Exercise is the key to a healthy lifestyle, but COVID has forced many people to take time off from the gym. When you’re on a hiatus, you might be concerned about losing the progress you’ve built, but new research shows your muscles have memories.

“As long as you stay active, you’re creating muscle memory, you’re in the process of that,” explained Curtis McGee, a fitness expert.

Here’s how it works: every time you work out, you build a foundation of strength and endurance, so your muscles literally remember what they’re supposed to do.

“So, if I ran a mile, and I’m used to running a mile, and I stop running a mile for a while, and then I begin to start running a mile, there’s a chance that I will adapt to that much faster than never having run a mile,” McGee said.

A new study conducted in mice suggests you can build muscle memory no matter how long it’s been since you’ve hit the gym. Researchers found animals that participated in weighted-wheel workouts were able to add more muscle more quickly when they retrained after 12 weeks of inactivity compared to the mice that never trained. Twelve weeks is about ten percent of a mouse’s lifespan.

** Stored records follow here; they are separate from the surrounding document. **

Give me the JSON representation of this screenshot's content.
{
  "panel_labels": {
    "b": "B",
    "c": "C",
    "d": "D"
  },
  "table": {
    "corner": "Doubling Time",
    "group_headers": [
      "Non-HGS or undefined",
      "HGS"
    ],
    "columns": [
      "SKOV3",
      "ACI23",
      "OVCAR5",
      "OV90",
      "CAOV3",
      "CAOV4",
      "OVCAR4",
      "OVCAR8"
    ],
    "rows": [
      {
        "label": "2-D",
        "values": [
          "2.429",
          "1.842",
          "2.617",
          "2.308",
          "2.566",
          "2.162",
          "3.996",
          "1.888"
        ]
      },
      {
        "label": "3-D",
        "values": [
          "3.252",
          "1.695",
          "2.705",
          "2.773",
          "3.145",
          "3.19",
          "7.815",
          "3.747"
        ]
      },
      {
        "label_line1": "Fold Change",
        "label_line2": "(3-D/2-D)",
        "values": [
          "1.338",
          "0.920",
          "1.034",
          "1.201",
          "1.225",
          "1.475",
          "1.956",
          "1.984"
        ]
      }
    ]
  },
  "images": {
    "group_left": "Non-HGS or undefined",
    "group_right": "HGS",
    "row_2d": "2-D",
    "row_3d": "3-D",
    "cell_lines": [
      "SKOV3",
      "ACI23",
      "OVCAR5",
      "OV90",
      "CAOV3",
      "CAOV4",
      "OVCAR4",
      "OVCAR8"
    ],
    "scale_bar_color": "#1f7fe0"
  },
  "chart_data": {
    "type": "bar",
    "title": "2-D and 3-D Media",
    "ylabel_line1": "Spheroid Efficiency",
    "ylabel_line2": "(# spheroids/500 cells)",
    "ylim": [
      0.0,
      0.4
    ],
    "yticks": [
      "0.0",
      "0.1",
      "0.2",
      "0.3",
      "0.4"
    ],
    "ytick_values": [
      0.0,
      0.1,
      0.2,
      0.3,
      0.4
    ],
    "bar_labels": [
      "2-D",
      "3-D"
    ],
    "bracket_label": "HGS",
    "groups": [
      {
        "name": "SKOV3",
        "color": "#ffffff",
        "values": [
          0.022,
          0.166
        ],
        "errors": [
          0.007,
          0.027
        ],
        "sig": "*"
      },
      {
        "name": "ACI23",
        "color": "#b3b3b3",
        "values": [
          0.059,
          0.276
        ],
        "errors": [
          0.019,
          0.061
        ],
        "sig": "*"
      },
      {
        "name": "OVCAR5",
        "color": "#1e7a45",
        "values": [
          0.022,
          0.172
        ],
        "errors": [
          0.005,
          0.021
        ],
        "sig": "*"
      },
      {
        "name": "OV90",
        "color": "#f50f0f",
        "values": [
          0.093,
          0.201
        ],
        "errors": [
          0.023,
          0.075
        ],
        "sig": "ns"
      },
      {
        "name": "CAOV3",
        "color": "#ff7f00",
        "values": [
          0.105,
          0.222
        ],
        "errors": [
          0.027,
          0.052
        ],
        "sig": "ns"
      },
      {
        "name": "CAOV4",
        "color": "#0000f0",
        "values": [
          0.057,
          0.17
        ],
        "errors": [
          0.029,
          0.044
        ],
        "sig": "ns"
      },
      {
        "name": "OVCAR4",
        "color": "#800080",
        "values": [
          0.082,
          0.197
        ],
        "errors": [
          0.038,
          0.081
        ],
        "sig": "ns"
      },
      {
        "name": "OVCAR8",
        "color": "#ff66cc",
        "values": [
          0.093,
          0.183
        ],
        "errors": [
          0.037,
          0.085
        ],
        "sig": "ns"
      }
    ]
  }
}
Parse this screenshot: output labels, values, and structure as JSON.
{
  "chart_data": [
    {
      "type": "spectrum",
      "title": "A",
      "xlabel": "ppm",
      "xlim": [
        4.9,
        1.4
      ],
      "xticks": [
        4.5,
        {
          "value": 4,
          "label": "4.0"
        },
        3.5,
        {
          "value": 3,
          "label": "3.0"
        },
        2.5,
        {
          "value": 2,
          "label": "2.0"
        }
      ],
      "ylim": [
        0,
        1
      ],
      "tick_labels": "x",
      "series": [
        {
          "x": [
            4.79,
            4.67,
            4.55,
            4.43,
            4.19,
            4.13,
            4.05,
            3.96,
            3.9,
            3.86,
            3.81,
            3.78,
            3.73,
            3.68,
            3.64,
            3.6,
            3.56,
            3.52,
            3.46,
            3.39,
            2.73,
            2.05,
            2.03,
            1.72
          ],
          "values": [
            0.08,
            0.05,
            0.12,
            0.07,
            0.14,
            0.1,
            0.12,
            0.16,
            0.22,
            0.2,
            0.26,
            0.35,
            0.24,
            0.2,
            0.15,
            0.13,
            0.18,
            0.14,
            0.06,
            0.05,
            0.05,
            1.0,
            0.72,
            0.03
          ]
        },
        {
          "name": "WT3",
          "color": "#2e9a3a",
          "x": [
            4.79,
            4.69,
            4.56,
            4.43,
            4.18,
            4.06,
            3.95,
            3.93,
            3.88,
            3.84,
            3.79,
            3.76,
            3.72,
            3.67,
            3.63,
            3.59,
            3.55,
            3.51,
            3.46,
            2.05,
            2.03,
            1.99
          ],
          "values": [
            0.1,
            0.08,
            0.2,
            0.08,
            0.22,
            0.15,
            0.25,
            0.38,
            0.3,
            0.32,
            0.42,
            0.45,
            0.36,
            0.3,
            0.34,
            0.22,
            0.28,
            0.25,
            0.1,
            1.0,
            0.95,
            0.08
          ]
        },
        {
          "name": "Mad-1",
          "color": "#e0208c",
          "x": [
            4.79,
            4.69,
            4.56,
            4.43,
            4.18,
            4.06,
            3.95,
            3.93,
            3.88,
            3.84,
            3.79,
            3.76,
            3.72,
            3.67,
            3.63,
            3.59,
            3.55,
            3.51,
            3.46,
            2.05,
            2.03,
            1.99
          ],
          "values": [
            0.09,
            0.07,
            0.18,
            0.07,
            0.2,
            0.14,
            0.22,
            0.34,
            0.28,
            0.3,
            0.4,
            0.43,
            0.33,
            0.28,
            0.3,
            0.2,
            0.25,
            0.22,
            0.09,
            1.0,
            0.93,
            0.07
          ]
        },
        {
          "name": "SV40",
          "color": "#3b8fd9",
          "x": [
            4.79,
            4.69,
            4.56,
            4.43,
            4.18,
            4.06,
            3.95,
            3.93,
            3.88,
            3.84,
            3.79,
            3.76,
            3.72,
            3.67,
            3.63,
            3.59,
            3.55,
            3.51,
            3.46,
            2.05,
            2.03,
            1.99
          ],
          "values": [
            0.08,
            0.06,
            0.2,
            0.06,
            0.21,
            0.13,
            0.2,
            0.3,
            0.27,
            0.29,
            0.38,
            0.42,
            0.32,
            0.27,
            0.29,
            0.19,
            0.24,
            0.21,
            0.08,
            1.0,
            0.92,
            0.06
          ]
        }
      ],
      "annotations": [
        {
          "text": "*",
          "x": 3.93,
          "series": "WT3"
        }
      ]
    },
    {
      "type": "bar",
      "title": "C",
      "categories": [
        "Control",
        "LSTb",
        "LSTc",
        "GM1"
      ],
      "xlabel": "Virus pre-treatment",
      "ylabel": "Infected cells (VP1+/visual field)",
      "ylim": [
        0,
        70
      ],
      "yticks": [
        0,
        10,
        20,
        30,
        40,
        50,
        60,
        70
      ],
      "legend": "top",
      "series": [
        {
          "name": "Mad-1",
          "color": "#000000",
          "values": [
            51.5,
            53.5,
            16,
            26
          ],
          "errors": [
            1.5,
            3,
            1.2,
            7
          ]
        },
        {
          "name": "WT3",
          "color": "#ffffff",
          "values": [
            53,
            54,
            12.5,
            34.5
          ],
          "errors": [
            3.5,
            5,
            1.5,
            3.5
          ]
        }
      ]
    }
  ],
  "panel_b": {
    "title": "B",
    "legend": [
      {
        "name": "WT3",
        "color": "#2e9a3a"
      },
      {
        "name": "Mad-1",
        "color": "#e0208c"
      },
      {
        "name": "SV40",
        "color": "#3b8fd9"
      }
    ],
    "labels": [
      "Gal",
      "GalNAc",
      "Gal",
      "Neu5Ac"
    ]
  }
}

Scientists say this study suggests humans’ muscles should remain primed to respond to the exercises when they start again -- even years later.

“All you’re doing is recalling it,” said McGee.

The bottom line? No workout is a wasted one!

If you have to take a break from the gym, you might want to up your consumption of protein. In one study, increased protein intake reduced the loss of lean body mass in athletes even when they weren’t training.